In reality, though, it’s remarkable that Williams even played on the court after what turned out to be a life-threatening delivery.
Her daughter Olympia was born by emergency cesarean section, and while that surgery went smoothly, Williams suffered from complications in the aftermath.
“It started with a pulmonary embolism, a condition in which one or more arteries in the lungs become blocked by a blood clot,” she wrote for CNN.
“Because of my medical history with this problem, I live in fear of this situation. So when I became short of breath, I didn’t wait a second to alert the nurses.
“This led to a slew of health complications that I luckily survived. First my C-section wound popped open due to the intense coughing I endured as a result of the embolism.

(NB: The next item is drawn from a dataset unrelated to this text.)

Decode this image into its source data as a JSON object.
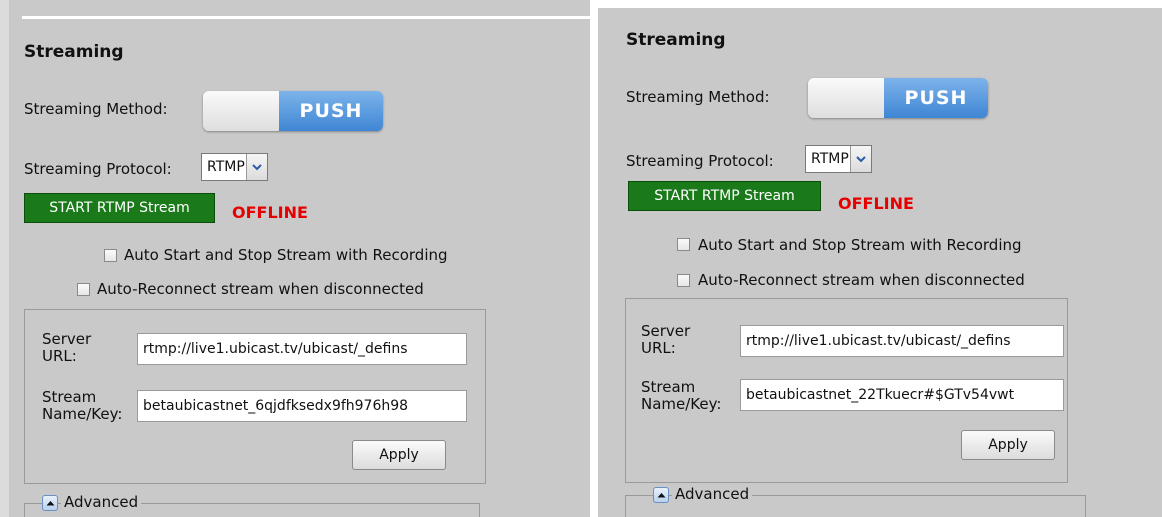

“I went back to the operating room, where the doctors found a large hematoma, a swelling of clotted blood, in my abdomen. And then I returned to the operating room for a procedure that prevents clots from traveling to my lungs.
“When I finally got home to my family, I had to spend the first six weeks of motherhood in bed.”
Business venture acquisition
It’s a story of resilience that’s a microcosm of her career.
Williams has always found a way to show up, battling multiple injuries and playing through while suffering from postpartum depression.
Therefore, she will be remembered for much more than just her tennis achievements and sponsorship deals.
Throughout her life, Williams has sacrificed everything for her profession – it is ultimately what made her one of the greatest and most memorable athletes in the world – but she is now ready to “evolve” away from a sport.
According to Reuters, Williams made more than $94 million in prize money, but made an estimated $340 million through endorsements and her sponsorship deals are unlikely to dry up.
Her retirement now gives her more time to pursue business ventures and she is eager to give back through her charitable ambassador positions.
And while Williams will no doubt have a successful career after tennis, the sport will suffer without her on tour.
“I am terrible at saying goodbye, the world’s worst. But know that I am more grateful to you than I can ever express in words,” she wrote in her Vogue article.
“You’ve taken me to so many wins and so many trophies. I’m going to miss that version of me, that girl who played tennis. And I’m going to miss you.”